Coinbase recently announced their strong second-quarter revenue of $1.45 billion, surpassing market expectations despite a decline in transaction revenue. This is a significant improvement compared to the same period last year when their total income was $674.1 million. The exchange also reported a net income of $36 million for the quarter, a positive turnaround from a net loss of $97 million in 2023. Their earnings per share for the three months ending June 30 were $0.14 per share.
One of the key highlights of Coinbase’s performance in the second quarter was the adoption of their Layer-2 network Base, which saw transactions increase by 300% quarter-over-quarter. The company emphasized the improvements made to network efficiency, with median daily fees per transaction dropping below 1 cent, making Base one of the most cost-effective Layer-2 solutions available.
Despite the overall positive revenue figures, total revenue experienced an 11% decline quarter-over-quarter. Transaction revenue fell by 11%, amounting to $781 million, while subscription and services revenue increased by 17% to $599 million as Coinbase continued to diversify its revenue streams.
Bitcoin remained a significant contributor to Coinbase’s trading volumes in the second quarter, representing 35% of trading volumes and 31% of transaction revenues. However, total trading volumes decreased by 28% quarter-over-quarter, with consumer trading volume declining by 34% and institutional trading volume dropping by 26%.
Looking ahead to the third quarter, Coinbase expects subscription and services revenue to range between $530 million and $600 million.
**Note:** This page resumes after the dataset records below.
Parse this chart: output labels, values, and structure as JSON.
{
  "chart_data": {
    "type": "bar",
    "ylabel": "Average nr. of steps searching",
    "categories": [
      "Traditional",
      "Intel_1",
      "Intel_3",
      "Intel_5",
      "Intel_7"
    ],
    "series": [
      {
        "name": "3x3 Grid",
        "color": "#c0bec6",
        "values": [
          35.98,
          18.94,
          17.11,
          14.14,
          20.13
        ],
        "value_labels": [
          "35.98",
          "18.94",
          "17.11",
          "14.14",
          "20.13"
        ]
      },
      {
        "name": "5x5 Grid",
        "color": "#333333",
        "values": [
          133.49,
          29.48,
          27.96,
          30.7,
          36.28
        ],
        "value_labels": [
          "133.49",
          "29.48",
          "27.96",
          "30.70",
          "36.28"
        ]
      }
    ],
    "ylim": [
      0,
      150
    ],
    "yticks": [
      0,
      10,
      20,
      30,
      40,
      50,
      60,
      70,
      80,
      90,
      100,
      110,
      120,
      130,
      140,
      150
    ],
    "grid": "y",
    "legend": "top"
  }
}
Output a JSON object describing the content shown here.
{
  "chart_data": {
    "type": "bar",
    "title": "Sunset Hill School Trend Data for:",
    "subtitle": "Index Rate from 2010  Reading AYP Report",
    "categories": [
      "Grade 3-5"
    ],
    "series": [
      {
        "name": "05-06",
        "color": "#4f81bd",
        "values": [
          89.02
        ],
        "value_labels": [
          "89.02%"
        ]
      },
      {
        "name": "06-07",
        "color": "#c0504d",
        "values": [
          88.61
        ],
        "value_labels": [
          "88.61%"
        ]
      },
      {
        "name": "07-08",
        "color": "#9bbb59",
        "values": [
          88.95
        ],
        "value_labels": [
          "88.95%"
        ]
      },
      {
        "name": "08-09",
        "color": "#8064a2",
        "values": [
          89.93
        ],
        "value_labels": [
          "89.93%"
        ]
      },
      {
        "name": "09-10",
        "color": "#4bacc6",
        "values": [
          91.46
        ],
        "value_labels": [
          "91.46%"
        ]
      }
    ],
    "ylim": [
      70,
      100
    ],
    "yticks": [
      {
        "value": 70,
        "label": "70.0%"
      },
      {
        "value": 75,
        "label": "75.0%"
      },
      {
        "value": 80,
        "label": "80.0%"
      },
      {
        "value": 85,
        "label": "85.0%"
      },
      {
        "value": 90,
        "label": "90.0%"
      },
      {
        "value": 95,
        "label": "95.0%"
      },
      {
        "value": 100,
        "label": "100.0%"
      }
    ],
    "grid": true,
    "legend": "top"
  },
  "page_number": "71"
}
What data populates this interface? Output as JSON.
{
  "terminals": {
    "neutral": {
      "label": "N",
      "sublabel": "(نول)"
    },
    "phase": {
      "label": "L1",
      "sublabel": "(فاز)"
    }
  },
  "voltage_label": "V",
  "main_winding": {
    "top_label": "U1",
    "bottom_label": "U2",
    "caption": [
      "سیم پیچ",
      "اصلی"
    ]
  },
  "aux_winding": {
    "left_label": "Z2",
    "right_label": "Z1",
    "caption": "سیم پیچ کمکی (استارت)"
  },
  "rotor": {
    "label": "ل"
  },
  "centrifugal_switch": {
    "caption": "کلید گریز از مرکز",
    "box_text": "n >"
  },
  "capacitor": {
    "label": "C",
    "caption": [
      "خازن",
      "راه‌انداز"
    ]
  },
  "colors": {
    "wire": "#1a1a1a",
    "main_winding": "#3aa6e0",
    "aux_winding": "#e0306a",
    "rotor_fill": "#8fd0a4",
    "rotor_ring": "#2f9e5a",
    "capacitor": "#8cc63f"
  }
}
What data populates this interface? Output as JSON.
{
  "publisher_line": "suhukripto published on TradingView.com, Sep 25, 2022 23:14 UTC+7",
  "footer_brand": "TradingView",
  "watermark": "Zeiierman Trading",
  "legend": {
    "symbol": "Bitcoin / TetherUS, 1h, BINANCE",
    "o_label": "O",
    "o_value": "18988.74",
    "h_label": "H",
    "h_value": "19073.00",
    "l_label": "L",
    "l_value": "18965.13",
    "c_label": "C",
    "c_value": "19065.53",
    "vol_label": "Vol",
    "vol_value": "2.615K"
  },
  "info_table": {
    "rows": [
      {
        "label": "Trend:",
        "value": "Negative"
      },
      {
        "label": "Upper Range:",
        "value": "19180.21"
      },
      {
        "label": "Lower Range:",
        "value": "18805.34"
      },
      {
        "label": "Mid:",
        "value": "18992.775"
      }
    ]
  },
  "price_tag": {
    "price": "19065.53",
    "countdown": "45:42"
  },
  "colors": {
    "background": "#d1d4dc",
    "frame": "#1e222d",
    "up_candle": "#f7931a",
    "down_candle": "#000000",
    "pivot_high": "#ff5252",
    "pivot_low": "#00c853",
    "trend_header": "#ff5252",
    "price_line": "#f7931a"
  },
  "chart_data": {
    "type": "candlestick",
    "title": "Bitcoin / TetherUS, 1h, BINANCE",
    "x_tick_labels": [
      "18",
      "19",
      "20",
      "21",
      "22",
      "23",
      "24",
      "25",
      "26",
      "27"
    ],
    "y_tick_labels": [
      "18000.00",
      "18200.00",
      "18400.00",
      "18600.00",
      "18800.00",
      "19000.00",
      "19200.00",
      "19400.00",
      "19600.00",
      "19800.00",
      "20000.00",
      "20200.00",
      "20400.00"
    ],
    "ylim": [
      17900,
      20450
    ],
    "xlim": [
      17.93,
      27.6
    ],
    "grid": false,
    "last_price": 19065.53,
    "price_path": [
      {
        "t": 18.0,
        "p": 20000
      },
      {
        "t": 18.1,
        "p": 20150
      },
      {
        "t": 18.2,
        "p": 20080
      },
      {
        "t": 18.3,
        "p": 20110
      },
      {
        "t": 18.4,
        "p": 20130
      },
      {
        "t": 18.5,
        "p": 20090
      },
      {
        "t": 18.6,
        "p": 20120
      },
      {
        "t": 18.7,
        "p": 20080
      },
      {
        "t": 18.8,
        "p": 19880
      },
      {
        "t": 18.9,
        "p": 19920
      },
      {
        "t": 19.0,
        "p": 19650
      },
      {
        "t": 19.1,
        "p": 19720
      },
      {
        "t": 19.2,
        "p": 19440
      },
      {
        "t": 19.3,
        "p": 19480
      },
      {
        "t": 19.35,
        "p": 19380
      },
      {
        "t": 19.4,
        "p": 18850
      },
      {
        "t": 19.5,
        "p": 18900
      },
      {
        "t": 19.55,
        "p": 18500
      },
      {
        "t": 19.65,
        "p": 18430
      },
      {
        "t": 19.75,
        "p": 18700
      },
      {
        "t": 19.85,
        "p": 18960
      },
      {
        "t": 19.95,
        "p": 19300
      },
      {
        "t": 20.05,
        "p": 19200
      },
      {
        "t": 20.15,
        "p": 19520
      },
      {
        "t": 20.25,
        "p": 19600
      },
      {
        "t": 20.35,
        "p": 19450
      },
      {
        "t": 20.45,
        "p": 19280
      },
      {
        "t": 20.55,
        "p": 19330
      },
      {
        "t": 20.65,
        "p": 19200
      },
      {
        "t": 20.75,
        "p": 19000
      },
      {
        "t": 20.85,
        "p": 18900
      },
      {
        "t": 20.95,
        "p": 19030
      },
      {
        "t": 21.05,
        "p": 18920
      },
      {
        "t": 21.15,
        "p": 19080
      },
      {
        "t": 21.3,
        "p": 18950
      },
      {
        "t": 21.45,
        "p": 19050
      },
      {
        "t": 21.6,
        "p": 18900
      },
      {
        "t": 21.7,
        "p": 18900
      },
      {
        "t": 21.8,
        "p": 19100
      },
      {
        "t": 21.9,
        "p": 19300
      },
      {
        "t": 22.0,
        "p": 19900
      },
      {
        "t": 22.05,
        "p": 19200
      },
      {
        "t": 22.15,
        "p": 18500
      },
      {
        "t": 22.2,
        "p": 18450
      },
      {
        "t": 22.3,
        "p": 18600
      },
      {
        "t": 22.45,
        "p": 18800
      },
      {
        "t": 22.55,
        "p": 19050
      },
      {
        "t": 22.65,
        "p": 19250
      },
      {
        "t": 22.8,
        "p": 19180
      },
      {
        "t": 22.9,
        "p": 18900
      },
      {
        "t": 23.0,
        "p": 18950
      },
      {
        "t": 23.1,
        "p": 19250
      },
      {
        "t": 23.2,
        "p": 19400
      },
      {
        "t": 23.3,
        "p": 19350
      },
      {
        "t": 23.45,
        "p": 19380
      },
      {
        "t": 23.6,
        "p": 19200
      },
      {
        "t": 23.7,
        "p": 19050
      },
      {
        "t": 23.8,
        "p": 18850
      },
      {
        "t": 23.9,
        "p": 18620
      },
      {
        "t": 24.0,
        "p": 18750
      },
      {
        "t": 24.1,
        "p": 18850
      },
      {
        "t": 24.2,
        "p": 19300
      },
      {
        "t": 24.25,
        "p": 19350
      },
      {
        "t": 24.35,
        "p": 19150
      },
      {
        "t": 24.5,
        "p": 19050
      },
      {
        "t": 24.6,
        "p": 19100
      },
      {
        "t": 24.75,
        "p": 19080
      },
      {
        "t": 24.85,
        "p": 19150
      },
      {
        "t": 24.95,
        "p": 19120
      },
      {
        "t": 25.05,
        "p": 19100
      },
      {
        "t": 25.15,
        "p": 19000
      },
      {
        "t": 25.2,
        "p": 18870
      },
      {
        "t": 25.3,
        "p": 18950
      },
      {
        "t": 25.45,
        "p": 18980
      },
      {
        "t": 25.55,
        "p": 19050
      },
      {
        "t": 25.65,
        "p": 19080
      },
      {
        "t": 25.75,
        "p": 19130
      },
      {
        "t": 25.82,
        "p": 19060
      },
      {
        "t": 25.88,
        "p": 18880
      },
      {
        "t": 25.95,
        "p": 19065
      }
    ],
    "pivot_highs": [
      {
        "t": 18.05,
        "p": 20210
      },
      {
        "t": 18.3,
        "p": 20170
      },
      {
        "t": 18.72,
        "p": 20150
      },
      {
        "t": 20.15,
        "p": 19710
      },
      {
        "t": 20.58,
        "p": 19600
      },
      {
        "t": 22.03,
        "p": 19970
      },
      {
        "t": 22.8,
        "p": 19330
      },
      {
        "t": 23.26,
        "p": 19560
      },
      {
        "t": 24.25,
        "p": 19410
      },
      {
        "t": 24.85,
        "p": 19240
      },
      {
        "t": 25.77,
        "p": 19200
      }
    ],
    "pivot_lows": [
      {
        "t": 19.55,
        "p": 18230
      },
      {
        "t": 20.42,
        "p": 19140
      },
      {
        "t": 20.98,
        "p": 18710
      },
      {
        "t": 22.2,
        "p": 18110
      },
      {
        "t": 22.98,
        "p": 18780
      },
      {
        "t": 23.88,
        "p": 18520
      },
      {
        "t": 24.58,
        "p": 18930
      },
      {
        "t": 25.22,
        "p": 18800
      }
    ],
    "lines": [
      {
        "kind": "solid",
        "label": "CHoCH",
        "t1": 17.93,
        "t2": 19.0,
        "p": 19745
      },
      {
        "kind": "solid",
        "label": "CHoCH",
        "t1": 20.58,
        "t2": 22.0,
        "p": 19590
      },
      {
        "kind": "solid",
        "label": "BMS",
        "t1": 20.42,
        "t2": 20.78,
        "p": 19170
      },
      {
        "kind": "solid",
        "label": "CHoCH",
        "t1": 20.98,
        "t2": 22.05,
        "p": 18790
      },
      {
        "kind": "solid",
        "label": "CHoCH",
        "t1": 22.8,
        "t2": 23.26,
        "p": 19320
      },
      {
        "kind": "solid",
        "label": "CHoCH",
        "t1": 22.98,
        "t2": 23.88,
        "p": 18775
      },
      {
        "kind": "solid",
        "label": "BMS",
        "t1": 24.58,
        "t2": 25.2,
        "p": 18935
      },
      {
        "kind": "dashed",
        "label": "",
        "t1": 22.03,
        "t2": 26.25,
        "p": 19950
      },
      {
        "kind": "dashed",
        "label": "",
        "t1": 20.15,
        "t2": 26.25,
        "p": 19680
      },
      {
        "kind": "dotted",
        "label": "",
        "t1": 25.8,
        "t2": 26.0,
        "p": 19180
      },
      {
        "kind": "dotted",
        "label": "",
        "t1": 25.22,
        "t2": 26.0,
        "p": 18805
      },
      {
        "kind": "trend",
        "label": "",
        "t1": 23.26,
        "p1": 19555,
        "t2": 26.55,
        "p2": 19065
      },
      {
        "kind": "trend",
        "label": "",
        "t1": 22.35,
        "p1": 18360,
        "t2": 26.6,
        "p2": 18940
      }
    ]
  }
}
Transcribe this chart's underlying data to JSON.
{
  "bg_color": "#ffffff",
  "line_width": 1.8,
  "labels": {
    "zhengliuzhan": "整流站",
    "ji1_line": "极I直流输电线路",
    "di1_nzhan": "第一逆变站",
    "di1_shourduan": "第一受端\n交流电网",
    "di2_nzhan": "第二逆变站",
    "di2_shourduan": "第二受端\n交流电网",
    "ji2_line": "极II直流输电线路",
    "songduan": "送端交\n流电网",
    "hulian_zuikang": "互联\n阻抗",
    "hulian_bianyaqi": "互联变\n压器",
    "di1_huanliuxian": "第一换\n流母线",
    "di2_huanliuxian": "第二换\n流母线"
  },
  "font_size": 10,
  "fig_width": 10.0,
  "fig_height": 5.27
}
The company’s outlook takes into account factors such as a 3% decline in the average price of Ethereum in July, anticipation of a September rate cut, increased expenses related to the adoption of USDC as a compliant stablecoin, and a one-time $8 million revenue benefit from blockchain rewards recorded in the second quarter.
Coinbase also anticipates challenges ahead, including fluctuations in cryptocurrency prices and additional expenses aimed at driving global adoption of USDC. Despite these challenges, the exchange’s shares have shown a 20% increase year-to-date. Following the earnings report, the stock saw a 1.43% increase in after-hours trading, priced at $216 per share at the time of publication.